MONTH-IN-BRIEF (Jun 2018)
European Commission Unconditionally Clears Comcast’s Proposed Acquisition of Sky
By David R. Venturella
On June 15, 2018, the European Commission (the “Commission”) unconditionally cleared Comcast’s $31 billion bid for Sky plc (“Sky”). The proposed transaction would combine Sky, the leading pay-TV operator in certain parts of Europe, with Comcast Corporation (“Comcast”), owner of Universal Pictures and TV channels such as CNBC, Syfy and E!. The Commission found that Sky and Comcast are mainly active in different markets in Austria, Germany, Ireland, Italy, the UK and Spain and compete with each other only to a limited extent. Because Sky and Comcast are active at different levels of the market, the Commission focused on whether Comcast would be able to limit access by Sky’s competitors to its films and other TV content or to its TV channels; whether Sky would have the incentive to cease purchasing content from Comcast’s competitors; and whether Sky could prevent competing channels from accessing its platform. Based on its review, the Commission found that pay-TV distributors would continue to have access to content from Comcast’s competitors and that Sky would have little incentive to cease purchasing content from Comcast’s competitors.

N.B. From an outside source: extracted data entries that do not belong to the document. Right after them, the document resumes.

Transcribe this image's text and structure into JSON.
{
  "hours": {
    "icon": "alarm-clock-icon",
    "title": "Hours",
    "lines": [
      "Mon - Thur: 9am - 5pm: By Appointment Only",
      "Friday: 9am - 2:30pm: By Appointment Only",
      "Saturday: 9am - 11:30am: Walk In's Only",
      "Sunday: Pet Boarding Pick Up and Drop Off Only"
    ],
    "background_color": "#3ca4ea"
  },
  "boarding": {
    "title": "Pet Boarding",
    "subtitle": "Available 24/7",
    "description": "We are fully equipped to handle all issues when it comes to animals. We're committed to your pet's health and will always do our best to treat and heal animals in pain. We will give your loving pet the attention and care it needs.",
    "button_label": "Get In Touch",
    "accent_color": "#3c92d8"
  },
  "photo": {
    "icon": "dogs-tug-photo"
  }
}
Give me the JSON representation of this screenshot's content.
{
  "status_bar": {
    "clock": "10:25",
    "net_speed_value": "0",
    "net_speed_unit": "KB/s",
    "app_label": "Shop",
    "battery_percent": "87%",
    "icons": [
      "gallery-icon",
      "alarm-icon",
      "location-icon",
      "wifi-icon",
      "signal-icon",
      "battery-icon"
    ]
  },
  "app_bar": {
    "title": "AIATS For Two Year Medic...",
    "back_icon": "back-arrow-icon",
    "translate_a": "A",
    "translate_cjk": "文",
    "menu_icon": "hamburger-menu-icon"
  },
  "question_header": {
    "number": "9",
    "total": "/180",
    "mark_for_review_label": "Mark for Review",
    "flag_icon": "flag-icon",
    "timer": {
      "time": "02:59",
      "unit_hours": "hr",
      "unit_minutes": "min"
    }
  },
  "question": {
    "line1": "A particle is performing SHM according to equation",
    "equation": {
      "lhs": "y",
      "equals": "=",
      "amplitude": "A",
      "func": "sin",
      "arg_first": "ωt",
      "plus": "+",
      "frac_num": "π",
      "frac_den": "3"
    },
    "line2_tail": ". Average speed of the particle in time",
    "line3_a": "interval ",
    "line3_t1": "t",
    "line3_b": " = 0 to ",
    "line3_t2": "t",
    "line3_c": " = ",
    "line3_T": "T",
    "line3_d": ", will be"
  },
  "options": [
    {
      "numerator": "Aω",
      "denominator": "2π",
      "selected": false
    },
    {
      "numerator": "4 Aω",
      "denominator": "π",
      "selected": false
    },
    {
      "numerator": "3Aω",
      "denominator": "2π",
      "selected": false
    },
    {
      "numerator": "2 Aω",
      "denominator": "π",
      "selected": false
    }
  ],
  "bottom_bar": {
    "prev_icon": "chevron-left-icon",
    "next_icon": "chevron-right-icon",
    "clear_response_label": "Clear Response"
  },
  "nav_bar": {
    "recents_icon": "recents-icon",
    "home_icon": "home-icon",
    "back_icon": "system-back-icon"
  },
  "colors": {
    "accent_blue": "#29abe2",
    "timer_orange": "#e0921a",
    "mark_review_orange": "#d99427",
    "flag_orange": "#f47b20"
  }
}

Further, the ability to shut out competing channels from accessing Sky’s platform was significantly mitigated by the regulatory landscape in the UK, Germany and Austria. Accordingly, the Commission concluded that the transaction would raise no competition concerns. Comcast’s bid to acquire Sky is a counter-bid to an offer by Twenty-First Century Fox, whose offer was also unconditionally cleared by the Commission in April.